A Devastating Stock Market Crash Is Here: Tech Bubble Burst Push Stocks To Drop By 80 Percent

Dec 17, 2021

The stock market rally has its days counted and the substantial drops seen over the past few weeks suggest that the catalyst for an epic crash is rising inflation.

The US is experiencing the worst inflation surge in nearly four decades, and the Federal Reserve is facing mounting pressure to start tapering its bond purchasing programs and hiking interest rates over the next two weeks.

In normal times, those measures could cause some serious economic damages. But these aren't normal times, these are crazy times, and the risks have never been higher.

For months, market insiders have been warning that this is effectively the biggest stock market bubble in history. And now that the burst has begun, the situation is particularly precarious.

The tech sector has already witnessed some sharp losses, but right before the market closed on Friday, the meltdown was becoming more widespread.

For a long time now, analysts, experts, economists and investors have been sounding the alarm about an explosive and sudden stock market crash that would wipe out billions in earnings overnight.

 And even though the collapse of the bubble has already started, we're still hearing silence.

Investors desperately want to believe that this is just a downward trend that will be over soon, but once they realize what is really going on, it might be too late.
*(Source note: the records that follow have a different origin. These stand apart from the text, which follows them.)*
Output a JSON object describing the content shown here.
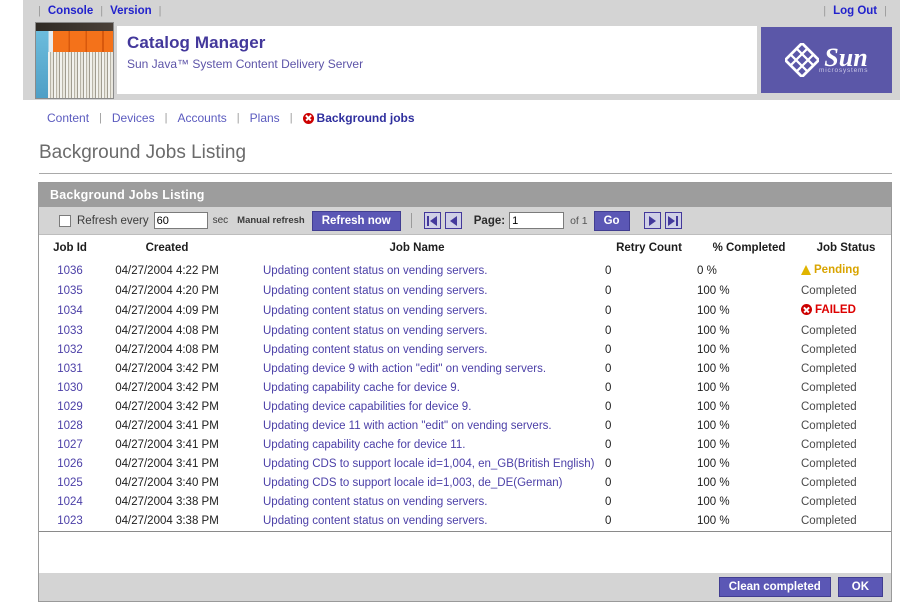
{
  "topbar": {
    "links": [
      "Console",
      "Version"
    ],
    "logout": "Log Out"
  },
  "branding": {
    "title": "Catalog Manager",
    "subtitle": "Sun Java™ System Content Delivery Server",
    "logo_word": "Sun",
    "logo_micro": "microsystems",
    "logo_color": "#5b57a8"
  },
  "nav": {
    "items": [
      {
        "label": "Content",
        "current": false
      },
      {
        "label": "Devices",
        "current": false
      },
      {
        "label": "Accounts",
        "current": false
      },
      {
        "label": "Plans",
        "current": false
      },
      {
        "label": "Background jobs",
        "current": true,
        "icon": "error-circle-icon"
      }
    ]
  },
  "page": {
    "heading": "Background Jobs Listing"
  },
  "panel": {
    "title": "Background Jobs Listing",
    "toolbar": {
      "refresh_checkbox_checked": false,
      "refresh_every_label": "Refresh every",
      "refresh_interval_value": "60",
      "sec_label": "sec",
      "manual_refresh_label": "Manual refresh",
      "refresh_now_label": "Refresh now",
      "page_label": "Page:",
      "page_value": "1",
      "of_label": "of 1",
      "go_label": "Go",
      "first_icon": "first-page-icon",
      "prev_icon": "previous-page-icon",
      "next_icon": "next-page-icon",
      "last_icon": "last-page-icon"
    },
    "table": {
      "headers": [
        "Job Id",
        "Created",
        "Job Name",
        "Retry Count",
        "% Completed",
        "Job Status"
      ],
      "rows": [
        {
          "id": "1036",
          "created": "04/27/2004 4:22 PM",
          "name": "Updating content status on vending servers.",
          "retry": "0",
          "pct": "0 %",
          "status": "Pending",
          "status_kind": "pending"
        },
        {
          "id": "1035",
          "created": "04/27/2004 4:20 PM",
          "name": "Updating content status on vending servers.",
          "retry": "0",
          "pct": "100 %",
          "status": "Completed",
          "status_kind": "completed"
        },
        {
          "id": "1034",
          "created": "04/27/2004 4:09 PM",
          "name": "Updating content status on vending servers.",
          "retry": "0",
          "pct": "100 %",
          "status": "FAILED",
          "status_kind": "failed"
        },
        {
          "id": "1033",
          "created": "04/27/2004 4:08 PM",
          "name": "Updating content status on vending servers.",
          "retry": "0",
          "pct": "100 %",
          "status": "Completed",
          "status_kind": "completed"
        },
        {
          "id": "1032",
          "created": "04/27/2004 4:08 PM",
          "name": "Updating content status on vending servers.",
          "retry": "0",
          "pct": "100 %",
          "status": "Completed",
          "status_kind": "completed"
        },
        {
          "id": "1031",
          "created": "04/27/2004 3:42 PM",
          "name": "Updating device 9 with action \"edit\" on vending servers.",
          "retry": "0",
          "pct": "100 %",
          "status": "Completed",
          "status_kind": "completed"
        },
        {
          "id": "1030",
          "created": "04/27/2004 3:42 PM",
          "name": "Updating capability cache for device 9.",
          "retry": "0",
          "pct": "100 %",
          "status": "Completed",
          "status_kind": "completed"
        },
        {
          "id": "1029",
          "created": "04/27/2004 3:42 PM",
          "name": "Updating device capabilities for device 9.",
          "retry": "0",
          "pct": "100 %",
          "status": "Completed",
          "status_kind": "completed"
        },
        {
          "id": "1028",
          "created": "04/27/2004 3:41 PM",
          "name": "Updating device 11 with action \"edit\" on vending servers.",
          "retry": "0",
          "pct": "100 %",
          "status": "Completed",
          "status_kind": "completed"
        },
        {
          "id": "1027",
          "created": "04/27/2004 3:41 PM",
          "name": "Updating capability cache for device 11.",
          "retry": "0",
          "pct": "100 %",
          "status": "Completed",
          "status_kind": "completed"
        },
        {
          "id": "1026",
          "created": "04/27/2004 3:41 PM",
          "name": "Updating CDS to support locale id=1,004, en_GB(British English)",
          "retry": "0",
          "pct": "100 %",
          "status": "Completed",
          "status_kind": "completed"
        },
        {
          "id": "1025",
          "created": "04/27/2004 3:40 PM",
          "name": "Updating CDS to support locale id=1,003, de_DE(German)",
          "retry": "0",
          "pct": "100 %",
          "status": "Completed",
          "status_kind": "completed"
        },
        {
          "id": "1024",
          "created": "04/27/2004 3:38 PM",
          "name": "Updating content status on vending servers.",
          "retry": "0",
          "pct": "100 %",
          "status": "Completed",
          "status_kind": "completed"
        },
        {
          "id": "1023",
          "created": "04/27/2004 3:38 PM",
          "name": "Updating content status on vending servers.",
          "retry": "0",
          "pct": "100 %",
          "status": "Completed",
          "status_kind": "completed"
        }
      ]
    },
    "footer": {
      "clean_completed_label": "Clean completed",
      "ok_label": "OK"
    }
  },
  "colors": {
    "accent": "#5b57b5",
    "link": "#4b3fa7",
    "pending": "#d9a400",
    "failed": "#dd0000",
    "panel_title_bg": "#9d9d9d",
    "toolbar_bg": "#d4d4d4"
  }
}
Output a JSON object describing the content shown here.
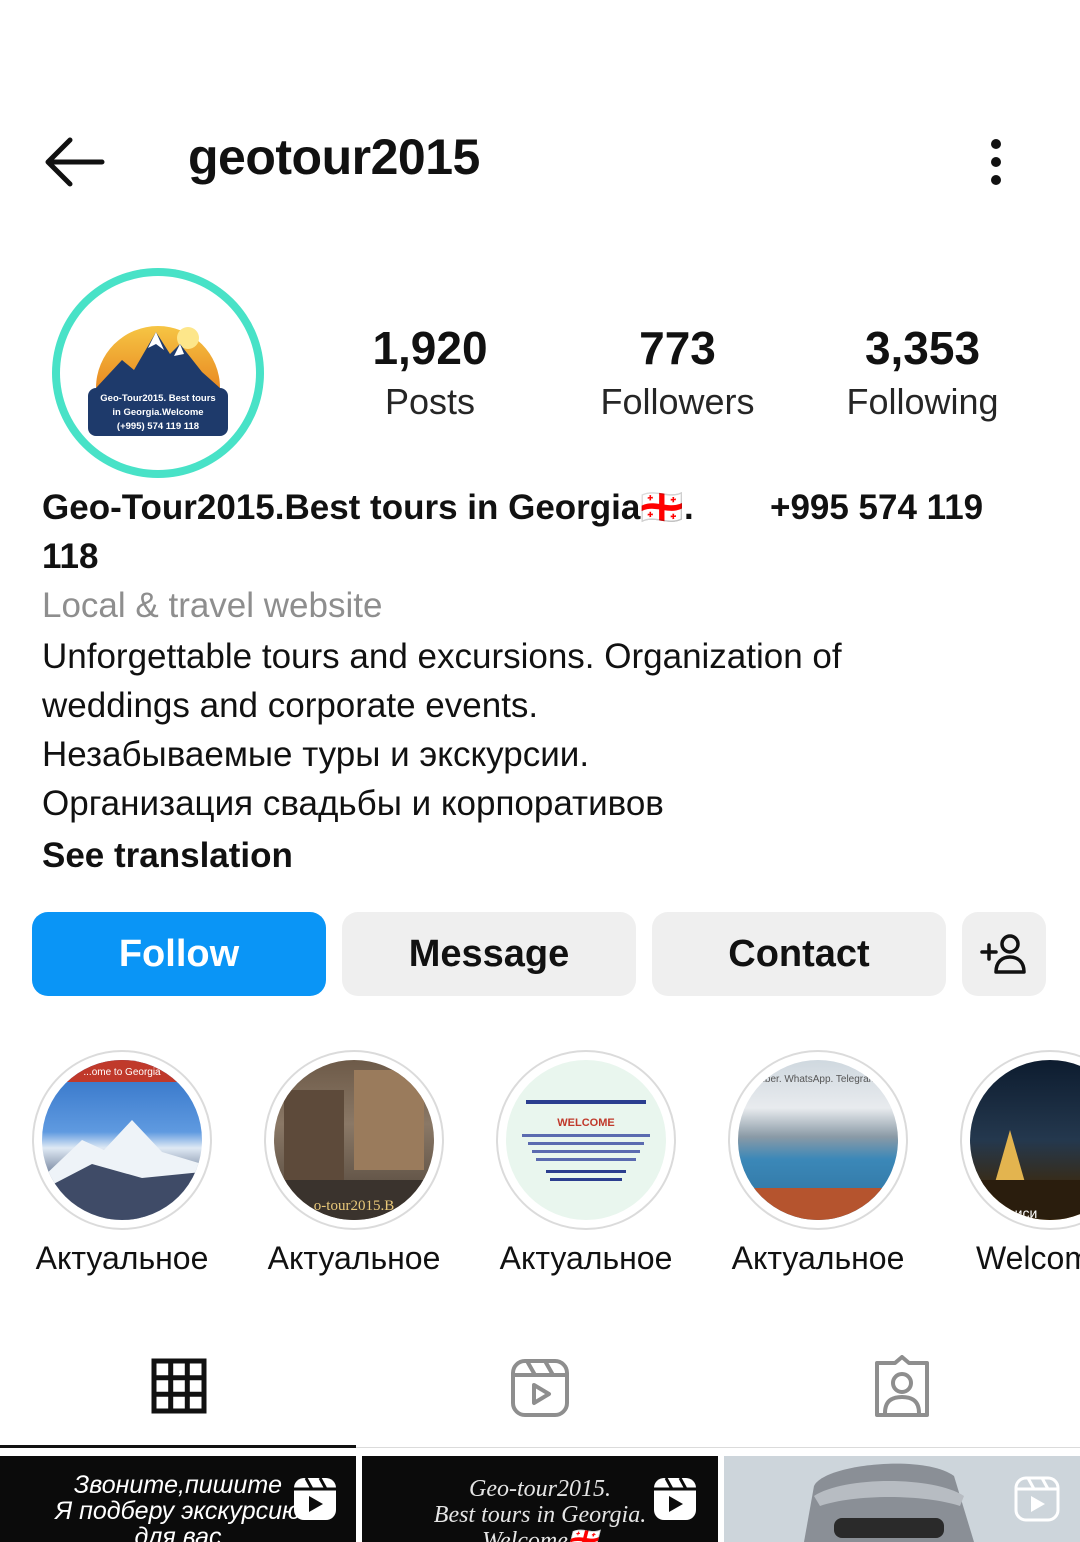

And we'll start hearing panic screams.

An 80% crash is not out of the picture, as explained by the 48-year market veteran, David Hunter.

The coming meltdown is going to look a lot like the 2000s tech bubble burst, when thousands of internet companies fell spectacularly.

Today, the leading tech stocks belong to companies that have been in the red for most of the past three years. According to Bernstein tech analyst Toni Sacconaghi and his team, these stocks are likely to sink even further in the coming weeks.

"Today, more than a third of all unprofitable tech stocks trade at greater than 15 times revenues," Sacconaghi wrote in a client note. "Tech names with such high multiples and no earnings, historically have shown returns that are very poor,” he continued.

The problem is that these stocks can only climb as long as growth stocks are climbing too. This means that things can go badly very rapidly when the market turns against growth.

Bernstein has been examining unprofitable tech stocks over the past 50 years, many of them sported price/sales ratios of more than 15, and the firm concluded that they are likely to lose on average 30% of their value, with the most acute losses concentrated in the "most richly valued tech stocks, as determined by price to sales".

 In essence, the momentum that has propelled tech stocks to sky-highs is losing force as economic conditions worsen. In October, the U.S. economy started showing signs of depressed growth.

In this final quarter, retail sales have been disappointing as shortages and rising prices leave consumers with fewer choices and inflation affects consumers' purchasing power.

None of this is good news for overvalued stocks. With interest rate hikes right at the corner, and a stagnant economy, the outlook for growth is considerably reduced.

Top tier investors seemingly agree with his view. Only in the past week, a whopping $43.2 billion was allocated into cash, as players run from risky assets and look for ways to protect their wealth.

 It's time for a wake up call.

After almost a decade of near-zero interest rate policy, massive amounts of liquidity, and financial support, the market has become detached from reality.

But that bonanza is close to an end. As the Chief Investment Strategist of Real Investment Advice, Lance Roberts, has recently explained: "One of the most fundamental disconnects currently is between stocks and the economy.

Historically when stocks have deviated from the underlying economy, the eventual resolution is lower stock prices". With earnings disappointing, some stock prices already readjusted by 65% to realign with weaker-than-expected profits and slower future earnings growth.

Last week, we could already observe a significant crash in oil prices, small cap stocks, and crypto as inflation-induced taper tensions gained force.

“Stocks are NOT the economy. But the economy is a reflection of the very thing that supports higher asset prices -- corporate profits,” stressed Roberts.

That means that even though the market rally might have defied logic, fundamentals and our economic reality, those are the only things that matter in the long term.

Optimism is blinding some investors who are failing to see that the main support that drove the market higher over the past two years will not be there to support economic expansion and growth anymore.

The risk of disaster is high. And so will be the price to pay for being “wilfully blind” to the dangers.